Through the proper use of data analytics, sharing economy companies are in an ideal position to inform discussions with stakeholders as well as dispute incorrect factual claims. For example, contrary to popular opinion, Uber requires its drivers to have insurance and their contract with the company allows them additional coverage (Mckinsey, 2015). AirBnb also has property damage insurance of up to $1 million.

Identify common ground and build alliances

Players within the sharing economy have failed to build trade associations and alliances that are found in traditional industries. This associations are important in order to align members on an important topic and use analytical capabilities to exchange ideas and shape the discussion with stakeholders as opposed to each company fighting their own battle single handedly.

Cooperation and alliances can go beyond peer sectors. For example many feeder businesses such as rental management, cleaning services and meal delivery services thrive due to room sharing companies. If such an ecosystem was well organized and its benefits demonstrated, it could be the basis of new development models for the tourism industry.

Sharing economy companies may even consider partnerships with incumbents in the traditional industry. For example, Yandex.taxi in Russia gained market share by helping established taxi companies to increase their clientele (The Economist, 2013). Another example of such collaboration is Eatro, a food sharing company that aided another business in delivering courses prepared by professional chefs thereby creating new channels instead of bypassing them (EY, 2015).

Shape regulatory frameworks

The policy confusion about the right definition of a shared economy presents an opportunity to its players to help policy makers identify areas that need regulatory intervention. For example the European Union is set to decide whether ride sharing is a digital service, in which case it is governed under the EU services directive or whether it is a transport service in which case it is regulated by member states (Quittner, 2014).

This presents an opportunity to guide regulators by clarifying roles and responsibilities, organizing for tax collection, prevention of the abuse of data privacy and formulating ways to ensure that sharing economy companies coexists with incumbents.


Whatever an organizations size or core business, the shared economy is too big an opportunity to ignore and too big a risk not to mitigate.
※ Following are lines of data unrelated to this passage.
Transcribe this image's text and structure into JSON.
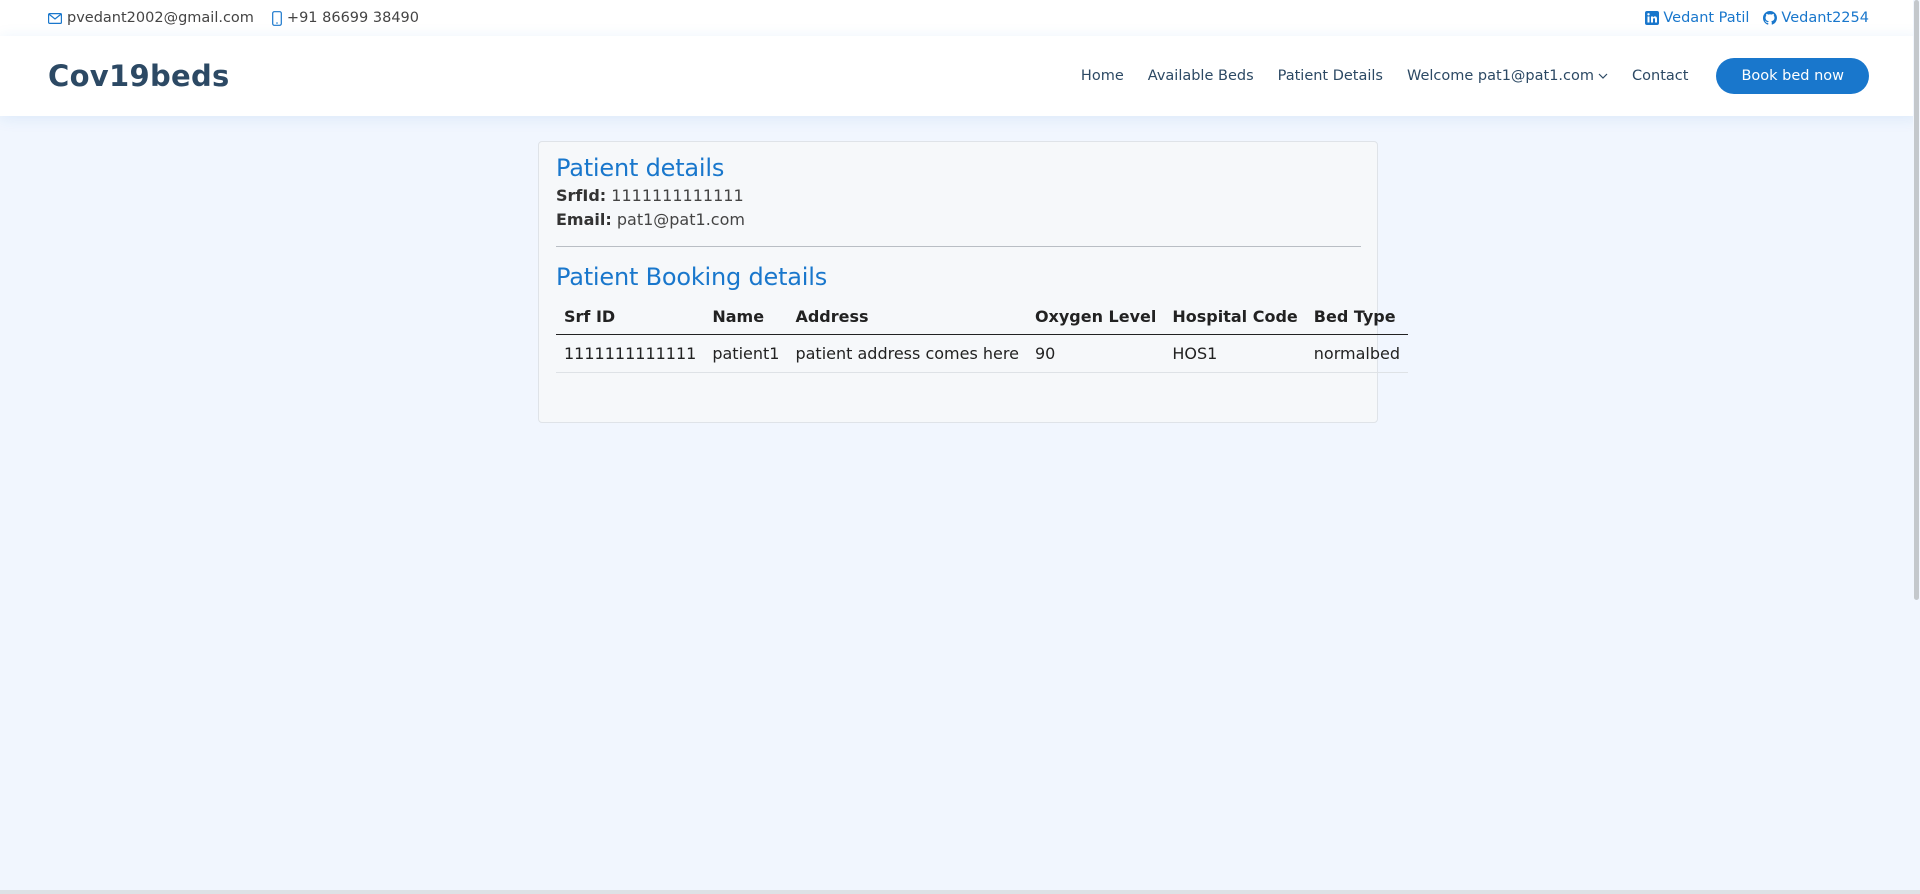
{
  "topbar": {
    "email": "pvedant2002@gmail.com",
    "phone": "+91 86699 38490",
    "linkedin": "Vedant Patil",
    "github": "Vedant2254"
  },
  "header": {
    "logo": "Cov19beds",
    "nav": {
      "home": "Home",
      "available_beds": "Available Beds",
      "patient_details": "Patient Details",
      "welcome": "Welcome pat1@pat1.com",
      "contact": "Contact"
    },
    "cta": "Book bed now"
  },
  "patient": {
    "title": "Patient details",
    "srfid_label": "SrfId:",
    "srfid_value": "1111111111111",
    "email_label": "Email:",
    "email_value": "pat1@pat1.com"
  },
  "booking": {
    "title": "Patient Booking details",
    "headers": [
      "Srf ID",
      "Name",
      "Address",
      "Oxygen Level",
      "Hospital Code",
      "Bed Type"
    ],
    "rows": [
      [
        "1111111111111",
        "patient1",
        "patient address comes here",
        "90",
        "HOS1",
        "normalbed"
      ]
    ]
  },
  "colors": {
    "accent": "#1977cc",
    "heading": "#2c4964",
    "background": "#f1f6fe"
  },
  "icons": [
    "envelope-icon",
    "phone-icon",
    "linkedin-icon",
    "github-icon",
    "chevron-down-icon"
  ]
}
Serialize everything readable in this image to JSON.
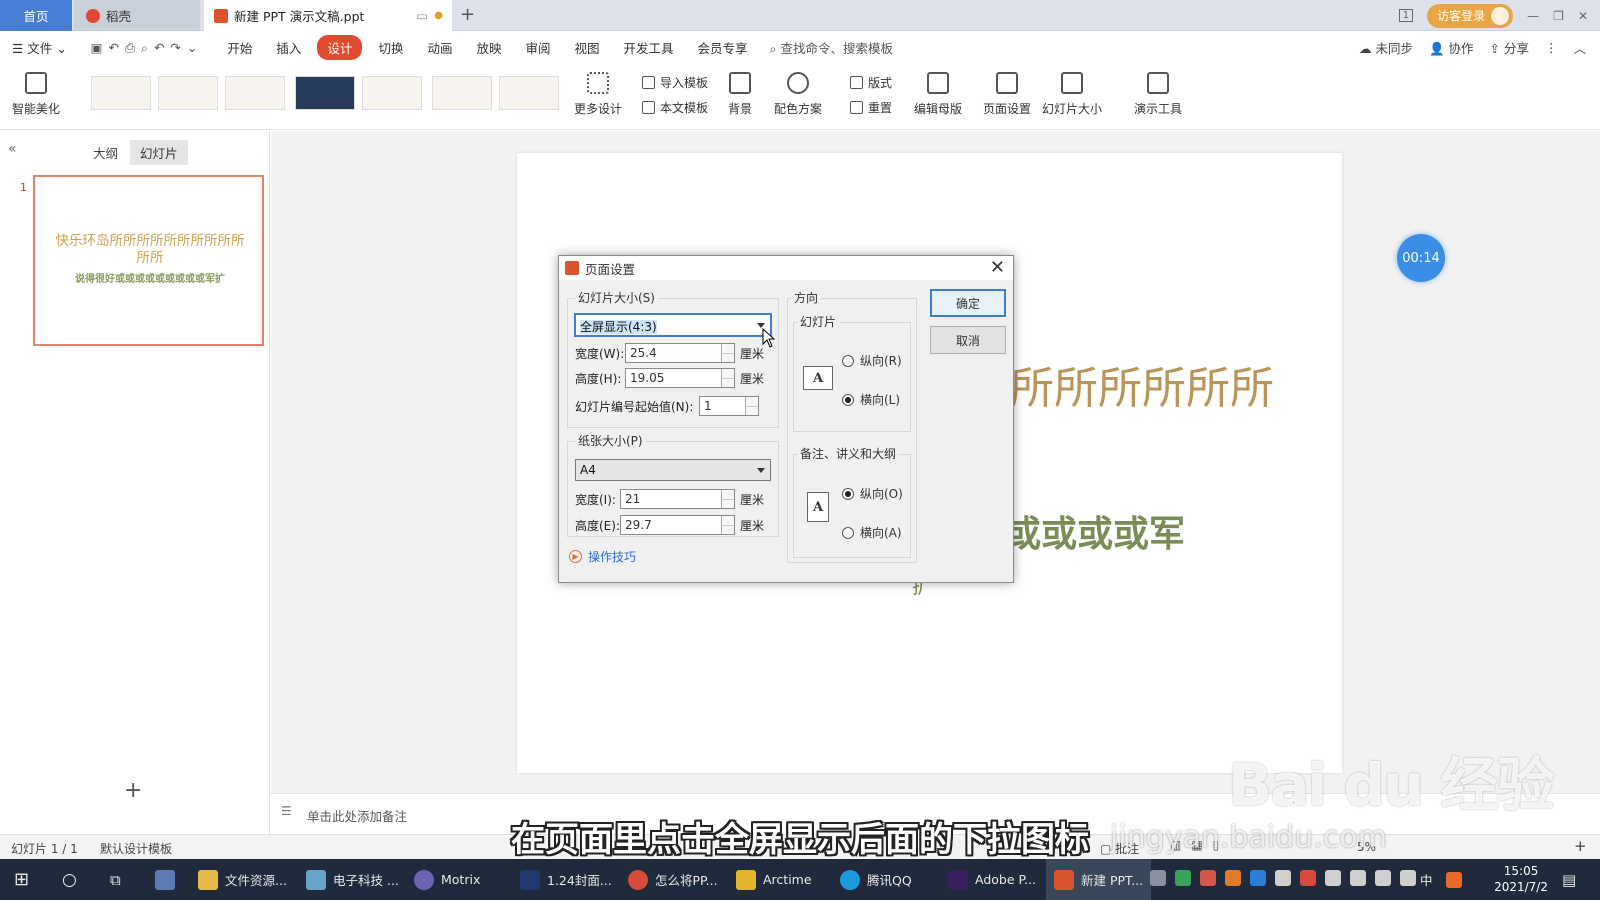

For incumbent players, the challenge is to avoid being made irrelevant. While the services in a shared economy come in different ways, it comes down to two concepts; access over ownership or transfer of ownership. People no longer feel the need to own assets and are being constantly sensitized on how they can make extra revenues lending out underutilized assets. The shared economy is contributing to industry’s business models, employments models and market segmentation and even consumer value equation.

However, the shared economy has also be criticized for being vague which makes it hard to regulate. This presents an opportunity for the industry players to influence the discussion based on facts and data analytics, identify alliances and guide the regulatory process in a manner beneficial to both the authorities and themselves.